Henry Winston

Unable to produce evidence that any of the leading party members had actually called for the armed overthrow of the American government, the prosecution, boosted by the American public's antipathy toward radical activists during the opening years of the Cold War, based its case on selective interpretation of quotations from the works of Karl Marx, Vladimir Lenin and other revolutionary figures of Marxism-Leninism.

Following his surrender to federal authorities years later, Winston served out his sentence in Terre Haute, Indiana, remaining imprisoned, despite severe health problems, until his release in 1961.

[2] Addressing President Kennedy in a 1961 debate, Comandante Fidel Castro, whose July 26 Revolution swept the Communists into power two years earlier, called for the release of Winston and other political prisoners.

[4] Against the backdrop of both waves of protests from various quarters of the United States in addition to criticism from across the world, the Kennedy administration allowed Winston executive clemency, following which he was permitted to seek medical attention in Eastern Europe and the Soviet Union.

The same year, the Supreme Court, in Noto v. United States (1961), put an end to the jailing of party leaders, having reversed a conviction under the membership clause because the evidence was insufficient to prove that the Party had engaged in unlawful advocacy: [T]he mere abstract teaching of Communist theory, including the teaching of the moral propriety or even moral necessity for a resort to force and violence is not the same as preparing a group for violent action and steeling it to such action.

In a 1971 lecture to a seminar of Communist Party organizers he said: The giant industrial monopolies, the big banks and insurance companies, the financiers and landowners, all spawn racism and use it as one of their chief class weapons to maintain and defend their regime of exploitation and oppression, of enmity among peoples, of imperialist wars of aggression.

It follows that all democratic and antimonopoly forces, with the working class and Black liberation movement in the van, can effectively defend the interests of the vast majority of people only when they actively further the struggle against racism.

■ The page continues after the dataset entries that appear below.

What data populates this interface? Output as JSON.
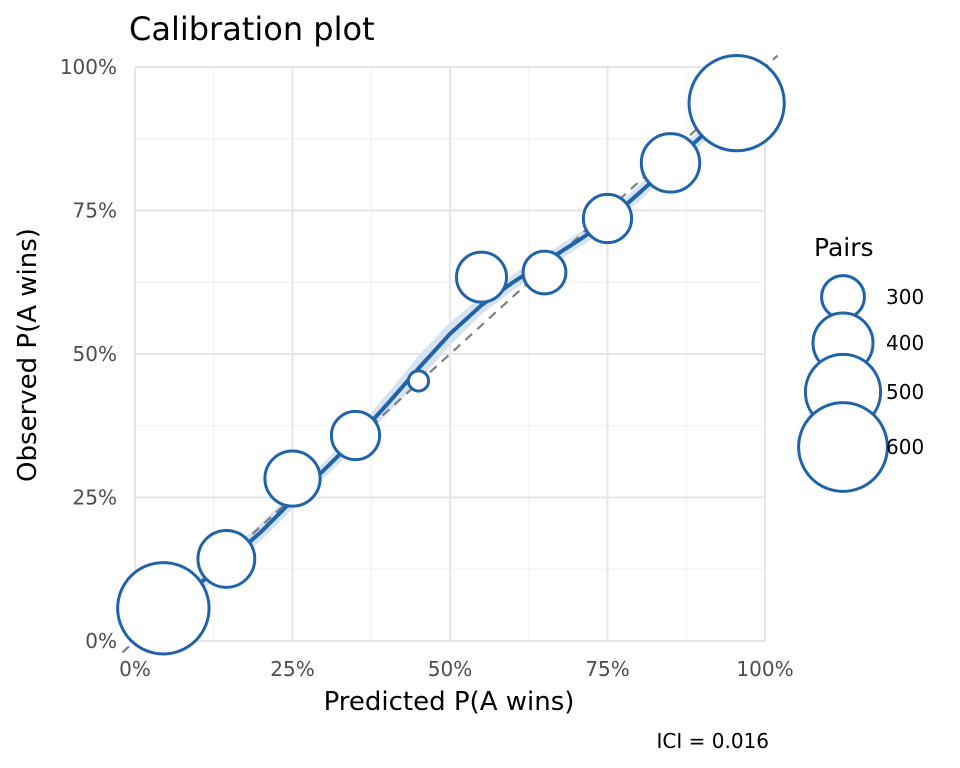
{
  "chart_data": {
    "type": "scatter",
    "title": "Calibration plot",
    "xlabel": "Predicted P(A wins)",
    "ylabel": "Observed P(A wins)",
    "xlim": [
      0,
      1
    ],
    "ylim": [
      0,
      1
    ],
    "x_ticks": [
      0,
      0.25,
      0.5,
      0.75,
      1
    ],
    "x_tick_labels": [
      "0%",
      "25%",
      "50%",
      "75%",
      "100%"
    ],
    "y_ticks": [
      0,
      0.25,
      0.5,
      0.75,
      1
    ],
    "y_tick_labels": [
      "0%",
      "25%",
      "50%",
      "75%",
      "100%"
    ],
    "grid": true,
    "reference_line": "y = x",
    "points": [
      {
        "x": 0.045,
        "y": 0.057,
        "pairs": 620
      },
      {
        "x": 0.145,
        "y": 0.143,
        "pairs": 380
      },
      {
        "x": 0.25,
        "y": 0.283,
        "pairs": 370
      },
      {
        "x": 0.35,
        "y": 0.358,
        "pairs": 330
      },
      {
        "x": 0.45,
        "y": 0.453,
        "pairs": 190
      },
      {
        "x": 0.55,
        "y": 0.634,
        "pairs": 340
      },
      {
        "x": 0.65,
        "y": 0.642,
        "pairs": 300
      },
      {
        "x": 0.75,
        "y": 0.736,
        "pairs": 330
      },
      {
        "x": 0.85,
        "y": 0.833,
        "pairs": 390
      },
      {
        "x": 0.955,
        "y": 0.937,
        "pairs": 650
      }
    ],
    "smooth": {
      "x": [
        0.0,
        0.05,
        0.1,
        0.15,
        0.2,
        0.25,
        0.3,
        0.35,
        0.4,
        0.45,
        0.5,
        0.55,
        0.6,
        0.65,
        0.7,
        0.75,
        0.8,
        0.85,
        0.9,
        0.95,
        1.0
      ],
      "y": [
        0.01,
        0.055,
        0.098,
        0.142,
        0.19,
        0.245,
        0.298,
        0.352,
        0.412,
        0.475,
        0.535,
        0.585,
        0.625,
        0.66,
        0.695,
        0.732,
        0.78,
        0.83,
        0.88,
        0.93,
        0.985
      ],
      "band_halfwidth": [
        0.016,
        0.014,
        0.014,
        0.014,
        0.015,
        0.015,
        0.014,
        0.014,
        0.018,
        0.022,
        0.02,
        0.016,
        0.014,
        0.013,
        0.013,
        0.013,
        0.014,
        0.014,
        0.014,
        0.014,
        0.016
      ]
    },
    "legend": {
      "title": "Pairs",
      "position": "right",
      "entries": [
        {
          "label": "300",
          "value": 300
        },
        {
          "label": "400",
          "value": 400
        },
        {
          "label": "500",
          "value": 500
        },
        {
          "label": "600",
          "value": 600
        }
      ]
    },
    "caption": "ICI = 0.016",
    "colors": {
      "point_stroke": "#2163a8",
      "line": "#2163a8",
      "band": "#d6e3f3",
      "reference": "#7f7f7f",
      "grid_major": "#e6e6e6",
      "grid_minor": "#f2f2f2"
    }
  }
}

[7]A close ally of the South African Communist Party and actively involved in the American movement to end support for the United States' then-ally, apartheid South Africa, Winston proposed the following strategy as a backbone of principles for the U.S. sanctions and divestment movement against the apartheid regime: As Chairman of the CPUSA, Winston condemned the Reagan administration's nuclear buildup, increases in military spending at the expense of social welfare programs, and sponsorships of civil wars against leftist forces in Nicaragua and El Salvador.